- Born: January 15, 1881 Tokyo, Japan
- Died: January 19, 1947 (aged 66) Chiba Prefecture, Japan
- Citizenship: Japan
- Education: University of Tokyo
- Scientific career
- Fields: theoretical physics
- Workplaces: Tohoku University
- Doctoral advisor: Hantaro Nagaoka

= Jun Ishiwara =

Japanese theoretical physicist

Jun Ishiwara or Atsushi Ishihara (石原 純; January 15, 1881 – January 19, 1947) was a Japanese theoretical physicist, known for his works on the electronic theory of metals, the theory of relativity and quantum theory. Being the only Japanese scientist who made an original contribution to the old quantum theory, in 1915, independently of other scientists, he formulated quantization rules for systems with several degrees of freedom.

== Biography ==
Jun Ishiwara was born in the family of Christian priest Ryo Ishiwara and Chise Ishiwara. In 1906, he completed his studies at the Department of Theoretical Physics at the University of Tokyo, where he was a student of Hantaro Nagaoka.
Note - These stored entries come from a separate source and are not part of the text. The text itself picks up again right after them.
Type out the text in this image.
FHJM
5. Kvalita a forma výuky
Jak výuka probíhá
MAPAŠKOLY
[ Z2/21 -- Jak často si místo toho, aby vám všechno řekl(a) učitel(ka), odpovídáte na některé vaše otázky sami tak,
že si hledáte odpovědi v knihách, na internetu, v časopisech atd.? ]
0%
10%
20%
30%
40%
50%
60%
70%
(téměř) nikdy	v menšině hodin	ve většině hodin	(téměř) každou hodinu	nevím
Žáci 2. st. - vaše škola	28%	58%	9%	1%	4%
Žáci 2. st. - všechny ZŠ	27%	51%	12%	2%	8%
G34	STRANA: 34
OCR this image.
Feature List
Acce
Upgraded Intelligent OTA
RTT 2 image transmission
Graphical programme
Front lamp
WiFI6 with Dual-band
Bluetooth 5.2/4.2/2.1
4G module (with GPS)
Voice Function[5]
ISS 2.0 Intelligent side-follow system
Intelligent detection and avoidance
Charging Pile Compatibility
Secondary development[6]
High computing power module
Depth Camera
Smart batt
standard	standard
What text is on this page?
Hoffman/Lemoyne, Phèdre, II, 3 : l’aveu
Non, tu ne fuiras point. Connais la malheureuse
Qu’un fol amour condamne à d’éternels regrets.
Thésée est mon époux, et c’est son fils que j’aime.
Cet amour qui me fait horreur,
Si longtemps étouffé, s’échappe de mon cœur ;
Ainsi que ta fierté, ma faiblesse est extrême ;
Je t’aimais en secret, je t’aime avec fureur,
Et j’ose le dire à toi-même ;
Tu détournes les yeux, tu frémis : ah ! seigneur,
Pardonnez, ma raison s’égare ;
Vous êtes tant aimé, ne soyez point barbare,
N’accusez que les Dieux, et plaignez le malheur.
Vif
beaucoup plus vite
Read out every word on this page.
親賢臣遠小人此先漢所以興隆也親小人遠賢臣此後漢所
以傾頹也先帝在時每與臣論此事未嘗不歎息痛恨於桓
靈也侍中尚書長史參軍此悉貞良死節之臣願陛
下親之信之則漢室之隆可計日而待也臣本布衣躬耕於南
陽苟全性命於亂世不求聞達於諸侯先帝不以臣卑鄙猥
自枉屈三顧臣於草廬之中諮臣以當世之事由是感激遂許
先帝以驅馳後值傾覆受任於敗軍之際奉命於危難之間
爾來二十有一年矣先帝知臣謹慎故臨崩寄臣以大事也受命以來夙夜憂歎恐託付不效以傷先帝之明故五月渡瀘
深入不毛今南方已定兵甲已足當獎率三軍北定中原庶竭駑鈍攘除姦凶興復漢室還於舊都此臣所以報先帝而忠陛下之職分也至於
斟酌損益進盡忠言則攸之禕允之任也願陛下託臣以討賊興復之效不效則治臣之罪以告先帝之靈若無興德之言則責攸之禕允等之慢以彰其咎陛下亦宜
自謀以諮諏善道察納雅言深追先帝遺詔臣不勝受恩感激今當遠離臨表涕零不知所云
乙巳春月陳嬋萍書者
Since 1908, Ishiwara taught at the Army School of Artillery and Engineers, and in 1911 received the position of Assistant Professor at the College of Science of Tohoku University. From April 1912 to May 1914 he trained in Europe – at the Ludwig-Maximilians-Universität München, ETH Zurich, and Leiden University, where he worked with Arnold Sommerfeld and Albert Einstein. After returning to his homeland, Ishiwara received a post of professor at Tohoku University, and in 1919 for his scientific work was awarded the Imperial Prize of the Japan Academy.

Since 1918, Ishiwara's scientific activity began to decline. In 1921, because of a love affair, he was forced to take leave at the university, and two years later finally retired. After retirement, he devoted himself mainly to writing and scientific journalism (in this area he was one of the pioneers in Japan), he authored many popular books and articles on the latest achievements of science. At the end of 1922, Ishiwara hosted Einstein during his visit to Japan; he recorded and published a number of speeches by Einstein, including his Kyoto address, in which Einstein, for the first time, detailed his path to the creation of the theory of relativity. The two-volume monograph of Ishiwara, titled "Fundamental Problems of Physics", was very popular among young scientists and specialists; he also edited the first complete collection of Einstein's works, published in a Japanese translation in 1922-1924. In addition, Ishiwara was known as a poet who wrote poems in the genre of tanka. Shortly before the outbreak of World War II, he criticized the government control over science.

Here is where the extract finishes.